2.2 Paraphrasing on Language Models

Paraphrasing is an important language task that is tackled well by language models (Witteveen and Andrews, 2019; Goyal and Durrett, 2020). Yet, paraphrasing can still be a useful method to improve language models from various aspects. Tang et al. (2024) uses paraphrases to generate diverse references, which helps in evaluating language models. Zhu et al. (2024b) uses paraphrasing as a method to cleanly evaluate the possibly contaminated large language models. Gao et al. (2020) uses paraphrases as data augmentation to improve goal oriented dialogue systems. More recently, Guo et al. (2023) also uses generative data augmentation, which reflects the usefulness of paraphrasing in enhancing model performance. One setting in this paper compares the performance of LLMs on paraphrases with the same meaning but different frequencies.

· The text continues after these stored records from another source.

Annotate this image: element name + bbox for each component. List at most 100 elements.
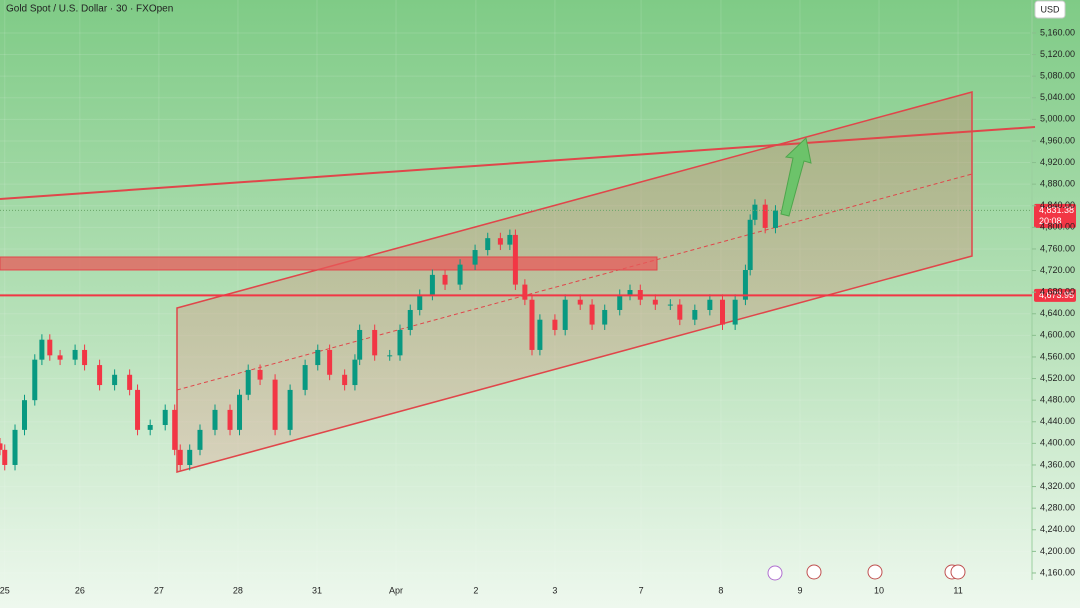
y-tick-label: 5,000.00 <box>1040 114 1075 124</box>
candle-body <box>57 355 63 360</box>
event-icon[interactable] <box>950 564 966 580</box>
candle-body <box>429 274 435 295</box>
candle-body <box>627 290 633 295</box>
forecast-arrow <box>780 137 812 217</box>
candle-body <box>562 299 568 330</box>
candle-body <box>652 299 658 305</box>
candle-body <box>747 219 753 271</box>
candle-body <box>742 270 748 300</box>
candle-body <box>512 234 518 285</box>
y-tick-label: 4,720.00 <box>1040 265 1075 275</box>
candle-body <box>537 319 543 350</box>
y-tick-label: 4,960.00 <box>1040 135 1075 145</box>
y-tick-label: 5,160.00 <box>1040 27 1075 37</box>
x-tick-label: 27 <box>154 585 164 595</box>
candle-body <box>707 299 713 310</box>
candle-body <box>287 389 293 430</box>
y-tick-label: 5,080.00 <box>1040 71 1075 81</box>
price-label-bg <box>1034 288 1076 302</box>
candle-body <box>257 369 263 380</box>
x-tick-label: 31 <box>312 585 322 595</box>
candle-body <box>147 425 153 430</box>
candle-body <box>497 238 503 245</box>
candle-body <box>82 349 88 366</box>
y-tick-label: 4,760.00 <box>1040 243 1075 253</box>
price-label: 4,831.38 <box>1039 205 1074 215</box>
event-icon[interactable] <box>806 564 822 580</box>
event-icon[interactable] <box>767 565 783 581</box>
y-tick-label: 5,040.00 <box>1040 92 1075 102</box>
candle-body <box>315 349 321 366</box>
candle-body <box>0 443 3 450</box>
x-tick-label: 26 <box>75 585 85 595</box>
candle-body <box>112 374 118 386</box>
candle-body <box>177 449 183 465</box>
x-tick-label: 10 <box>874 585 884 595</box>
countdown-label: 20:08 <box>1039 216 1062 226</box>
candle-body <box>212 409 218 430</box>
candle-body <box>617 294 623 310</box>
candle-body <box>522 284 528 300</box>
candle-body <box>39 339 45 360</box>
candle-body <box>667 304 673 306</box>
resistance-zone <box>0 256 658 271</box>
currency-label[interactable]: USD <box>1040 4 1060 14</box>
y-tick-label: 5,120.00 <box>1040 49 1075 59</box>
candle-body <box>302 365 308 390</box>
candle-body <box>32 359 38 401</box>
y-tick-label: 4,800.00 <box>1040 222 1075 232</box>
candle-body <box>752 204 758 220</box>
candle-body <box>272 379 278 430</box>
y-tick-label: 4,240.00 <box>1040 524 1075 534</box>
candle-body <box>172 409 178 450</box>
candle-body <box>72 349 78 360</box>
y-tick-label: 4,480.00 <box>1040 395 1075 405</box>
candle-body <box>357 329 363 360</box>
x-tick-label: 9 <box>797 585 802 595</box>
x-tick-label: 3 <box>552 585 557 595</box>
candle-body <box>342 374 348 386</box>
candle-body <box>97 365 103 386</box>
candle-body <box>677 304 683 320</box>
x-tick-label: 25 <box>0 585 10 595</box>
y-tick-label: 4,600.00 <box>1040 330 1075 340</box>
y-tick-label: 4,840.00 <box>1040 200 1075 210</box>
x-tick-label: 8 <box>718 585 723 595</box>
candle-body <box>162 409 168 426</box>
candle-body <box>407 309 413 330</box>
candle-body <box>692 309 698 320</box>
candle-body <box>762 204 768 228</box>
candle-body <box>732 299 738 325</box>
candle-body <box>577 299 583 305</box>
candle-body <box>227 409 233 430</box>
candle-body <box>372 329 378 356</box>
candle-body <box>397 329 403 356</box>
y-tick-label: 4,400.00 <box>1040 438 1075 448</box>
candle-body <box>135 389 141 430</box>
candle-body <box>47 339 53 356</box>
event-icons <box>767 564 966 581</box>
channel-midline <box>176 173 973 391</box>
event-icon[interactable] <box>867 564 883 580</box>
y-tick-label: 4,880.00 <box>1040 179 1075 189</box>
candle-body <box>529 299 535 350</box>
y-tick-label: 4,200.00 <box>1040 546 1075 556</box>
y-tick-label: 4,320.00 <box>1040 481 1075 491</box>
y-tick-label: 4,360.00 <box>1040 459 1075 469</box>
candle-body <box>22 400 28 430</box>
y-tick-label: 4,680.00 <box>1040 287 1075 297</box>
y-tick-label: 4,560.00 <box>1040 351 1075 361</box>
candle-body <box>442 274 448 285</box>
candle-body <box>472 250 478 265</box>
candle-body <box>772 210 778 228</box>
candle-body <box>327 349 333 375</box>
y-tick-label: 4,920.00 <box>1040 157 1075 167</box>
y-tick-label: 4,640.00 <box>1040 308 1075 318</box>
candle-body <box>187 449 193 465</box>
candle-body <box>197 429 203 450</box>
price-label-bg <box>1034 203 1076 228</box>
candle-body <box>12 429 18 465</box>
currency-button[interactable] <box>1034 0 1066 19</box>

Yet, there are some overlooks in the previous setting. It is crucial as the computational budgets for training and prompting (Cao et al., 2024) are usually limited. It raises questions: which paraphrases are more useful? Should we use all paraphrases? Our results suggest that high frequency paraphrases should be preferred under both prompting and fine-tuning scenarios.

This paper proposed a framework for textual frequency on LLMs, which is composed of three units, namely TFL, TFD, and CTFT. High-frequency inputs are suggested by our framework, in both tuning and training on LLMs, which can be combined with curriculum learning to improve final performance. We conduct experiments on tasks of Math Reasoning, Machine Translation on hundreds of language pairs, Commonsense Reasoning, and Agentic Tool Calling. Experimental results and extensive analysis suggest the effectiveness of our textual frequency framework. Extensive analysis indicates that when inputs are even different, the final outputs of LLMs are positively related to textual frequency, which further suggests the soundness of our proposed framework.